Era un viejo Renault 12 del ´76, blanquito, que había
reemplazado a otro de la misma marca, modelo y color. Un mediodía, mi viejo se
apareció diciendo que cuando salió de la farmacia se puso a mirar vidrieras y
que, de puro aburrido, se había comprado un auto. Una más de sus mentiras
piadosas: como sabía que ya estaba muy enfermo, se metió en un Plan Rombo y nos
legó (además de todo) un cero kilómetro que pagó el seguro. Una década después,
el R12 estaba bastante baqueteado. Y es que lo manejábamos todos, de la primera
al último, y nos prestó tantos servicios –pese a sus reiterados fallos de
embrague-, que formaba parte de la familia y del grupo de amigos.
Pero “el Renó” entró definitivamente en el cielo de
la mística aquella noche de 1986 en que perseguimos –sí, como en las películas-
al Peugeot 504 que llevaba a Silvio Rodríguez hasta el Hotel Panamericano. Habíamos
salido, como quien dice, “en volandas” de su recital en el Luna, y a alguien se
le ocurrió que no podíamos no intentar acercarnos a Silvio. Lo esperamos sobre
Bouchard, pero no éramos los únicos. Se armó una caravanita que fuimos
sembrando de bocinazos la noche de la calle Sarmiento: en cada semáforo, las
chicas se bajaban y se acercaban a besar a los azorados cubanos. Pero en la esquina
decisiva, los demás siguieron de largo y tuvimos nuestro “Pellegrini”.

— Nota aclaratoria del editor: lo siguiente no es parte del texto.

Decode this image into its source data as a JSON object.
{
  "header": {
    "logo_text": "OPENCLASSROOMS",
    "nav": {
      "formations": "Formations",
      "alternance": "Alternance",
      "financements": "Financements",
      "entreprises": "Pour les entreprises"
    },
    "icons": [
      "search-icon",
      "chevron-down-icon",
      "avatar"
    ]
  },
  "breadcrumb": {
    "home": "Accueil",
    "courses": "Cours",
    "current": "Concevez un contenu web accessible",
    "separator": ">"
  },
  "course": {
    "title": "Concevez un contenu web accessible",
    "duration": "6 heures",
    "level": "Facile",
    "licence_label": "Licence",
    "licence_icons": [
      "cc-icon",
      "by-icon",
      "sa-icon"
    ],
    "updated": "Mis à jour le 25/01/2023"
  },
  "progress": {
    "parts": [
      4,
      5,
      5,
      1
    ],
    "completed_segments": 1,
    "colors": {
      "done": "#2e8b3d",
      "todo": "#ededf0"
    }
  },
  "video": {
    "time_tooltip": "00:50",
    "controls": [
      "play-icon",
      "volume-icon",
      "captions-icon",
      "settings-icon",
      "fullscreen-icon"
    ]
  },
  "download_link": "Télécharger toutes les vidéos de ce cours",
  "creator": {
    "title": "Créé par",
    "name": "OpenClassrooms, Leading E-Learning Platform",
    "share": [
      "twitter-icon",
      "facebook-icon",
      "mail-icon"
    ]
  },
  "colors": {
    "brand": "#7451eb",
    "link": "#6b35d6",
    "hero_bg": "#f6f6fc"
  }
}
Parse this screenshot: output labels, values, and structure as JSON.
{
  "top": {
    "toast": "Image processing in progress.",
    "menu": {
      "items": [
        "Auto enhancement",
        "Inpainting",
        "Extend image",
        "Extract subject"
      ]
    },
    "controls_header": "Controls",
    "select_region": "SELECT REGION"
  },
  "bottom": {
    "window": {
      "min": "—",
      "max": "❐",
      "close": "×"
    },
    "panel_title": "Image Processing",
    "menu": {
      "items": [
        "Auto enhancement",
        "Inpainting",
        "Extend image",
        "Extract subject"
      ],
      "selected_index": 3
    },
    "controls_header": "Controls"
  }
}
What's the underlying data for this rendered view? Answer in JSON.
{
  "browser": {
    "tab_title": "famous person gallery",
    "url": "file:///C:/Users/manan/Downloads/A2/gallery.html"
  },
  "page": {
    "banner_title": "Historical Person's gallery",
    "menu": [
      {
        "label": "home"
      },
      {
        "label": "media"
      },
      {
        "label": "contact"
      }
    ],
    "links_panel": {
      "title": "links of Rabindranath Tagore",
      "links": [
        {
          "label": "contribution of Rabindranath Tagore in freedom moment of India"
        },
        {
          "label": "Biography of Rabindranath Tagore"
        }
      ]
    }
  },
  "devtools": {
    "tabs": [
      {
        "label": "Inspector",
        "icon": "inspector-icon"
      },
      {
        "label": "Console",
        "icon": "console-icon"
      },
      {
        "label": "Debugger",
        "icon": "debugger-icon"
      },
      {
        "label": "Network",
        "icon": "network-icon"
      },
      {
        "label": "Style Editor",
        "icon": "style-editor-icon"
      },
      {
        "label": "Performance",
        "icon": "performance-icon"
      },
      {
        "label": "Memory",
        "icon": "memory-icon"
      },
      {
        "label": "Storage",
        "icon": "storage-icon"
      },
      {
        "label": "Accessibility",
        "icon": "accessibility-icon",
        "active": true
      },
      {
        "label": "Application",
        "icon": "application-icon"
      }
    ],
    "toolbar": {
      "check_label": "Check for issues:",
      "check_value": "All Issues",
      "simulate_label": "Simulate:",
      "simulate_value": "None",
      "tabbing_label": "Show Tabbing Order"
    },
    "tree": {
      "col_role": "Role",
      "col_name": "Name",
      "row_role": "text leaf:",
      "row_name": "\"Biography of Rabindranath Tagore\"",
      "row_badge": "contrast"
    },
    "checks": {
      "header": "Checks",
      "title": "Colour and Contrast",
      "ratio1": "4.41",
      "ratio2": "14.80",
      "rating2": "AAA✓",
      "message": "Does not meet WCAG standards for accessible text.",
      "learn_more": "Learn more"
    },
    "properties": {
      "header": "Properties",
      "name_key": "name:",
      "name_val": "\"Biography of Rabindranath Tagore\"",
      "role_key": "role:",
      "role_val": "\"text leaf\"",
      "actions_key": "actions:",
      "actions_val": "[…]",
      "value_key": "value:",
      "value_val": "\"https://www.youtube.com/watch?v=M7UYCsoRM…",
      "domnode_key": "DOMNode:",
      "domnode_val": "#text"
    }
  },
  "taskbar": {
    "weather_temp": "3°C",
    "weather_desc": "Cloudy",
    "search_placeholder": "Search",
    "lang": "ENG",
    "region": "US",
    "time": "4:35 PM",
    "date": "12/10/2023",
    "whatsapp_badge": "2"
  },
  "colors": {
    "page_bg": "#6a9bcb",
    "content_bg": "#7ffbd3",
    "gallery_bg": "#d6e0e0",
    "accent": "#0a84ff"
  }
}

Ya en la puerta misma del Panamericano, hubo una leve
vacilación de la seguridad pero fue el propio Silvio el que franqueó el
cerrojo. Lo abrazamos, lo besamos y, sobre todo, una y mil veces le dimos las
gracias. Y mil y una veces él nos agradeció a nosotros, los argentinos locos
felices que llevábamos una banderita de
Chile. Casi al final, su manager nos sacó esta foto con una de aquellas cámaras
de rollo. Estamos todos los que fuimos. Sólo falta “el Renó”.